Das angefochtene Erkenntnis wird wegen Rechtswidrigkeit infolge Verletzung von Verfahrensvorschriften aufgehoben.

Der Bund hat dem Revisionswerber Aufwendungen in Höhe von EUR 1.346,40 binnen zwei Wochen bei sonstiger Exekution zu ersetzen.

1 Der Revisionswerber, ein aus Mossul stammender irakischer Staatsangehöriger, stellte am 25. Mai 2015 einen Antrag auf internationalen Schutz in Österreich, der im ersten Rechtsgang mit Erkenntnis des Bundesverwaltungsgerichts (BVwG) vom 27. März 2019 im Beschwerdeverfahren vollinhaltlich abgewiesen wurde.

2 Mit Entscheidung vom 23. August 2019, Ra 2019/18/0188, wies der Verwaltungsgerichtshof eine gegen dieses Erkenntnis erhobene außerordentliche Revision hinsichtlich Asyl zurück, behob das angefochtene Erkenntnis jedoch hinsichtlich der Nichtgewährung subsidiären Schutzes und der darauf aufbauenden Spruchpunkte wegen Rechtswidrigkeit infolge Verletzung von Verfahrensvorschriften.

3 Begründend führte der Verwaltungsgerichtshof aus, das BVwG habe nähere Feststellungen zur aktuellen Sicherheitslage sowie zur sicheren Erreichbarkeit der Herkunftsregion Mossul unterlassen. Es bedürfe einer nachvollziehbaren, auf aktuellen Länderberichten beruhenden Auseinandersetzung mit der Frage, ob es dem Revisionswerber bei einer Rückkehr in den Irak tatsächlich möglich wäre, seine Herkunftsregion auf sicherem und legalem Wege zu erreichen, und wie sich die aktuelle Sicherheits und Versorgungslage in der Herkunftsregion des Revisionswerbers darstelle.

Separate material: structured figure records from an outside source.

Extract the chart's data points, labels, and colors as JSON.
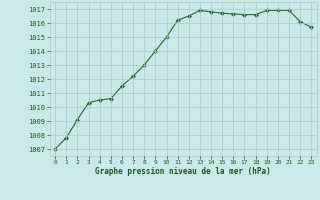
{
  "x": [
    0,
    1,
    2,
    3,
    4,
    5,
    6,
    7,
    8,
    9,
    10,
    11,
    12,
    13,
    14,
    15,
    16,
    17,
    18,
    19,
    20,
    21,
    22,
    23
  ],
  "y": [
    1007.0,
    1007.8,
    1009.1,
    1010.3,
    1010.5,
    1010.6,
    1011.5,
    1012.2,
    1013.0,
    1014.0,
    1015.0,
    1016.2,
    1016.5,
    1016.9,
    1016.8,
    1016.7,
    1016.65,
    1016.6,
    1016.6,
    1016.9,
    1016.9,
    1016.9,
    1016.1,
    1015.7
  ],
  "line_color": "#2d6a2d",
  "marker": "D",
  "marker_size": 2.0,
  "bg_color": "#caeaea",
  "grid_color": "#b0c8c8",
  "xlabel": "Graphe pression niveau de la mer (hPa)",
  "xlabel_color": "#1a5c1a",
  "tick_color": "#1a5c1a",
  "ylim": [
    1006.5,
    1017.5
  ],
  "xlim": [
    -0.5,
    23.5
  ],
  "yticks": [
    1007,
    1008,
    1009,
    1010,
    1011,
    1012,
    1013,
    1014,
    1015,
    1016,
    1017
  ],
  "xticks": [
    0,
    1,
    2,
    3,
    4,
    5,
    6,
    7,
    8,
    9,
    10,
    11,
    12,
    13,
    14,
    15,
    16,
    17,
    18,
    19,
    20,
    21,
    22,
    23
  ]
}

4 Mit dem im fortgesetzten Verfahren ergangenen, angefochtenen Erkenntnis wies das BVwG die Beschwerde des Revisionswerbers nach Durchführung einer mündlichen Verhandlung erneut als unbegründet ab und sprach aus, dass die Revision nicht zulässig sei.

5 Begründend hielt das BVwG zusammengefasst fest, dass der Revisionswerber aufgrund der gegebenen Sicherheitslage in seine Heimatstadt Mossul zurückkehren könne, welche auch entweder von Bagdad oder von Erbil ausgehend sicher erreichbar sei. Alternativ stehe ihm eine zumutbare innerstaatliche Fluchtalternative in Bagdad oder in der kurdischen Autonomieregion, etwa in Erbil oder Sulaimaniya, zur Verfügung.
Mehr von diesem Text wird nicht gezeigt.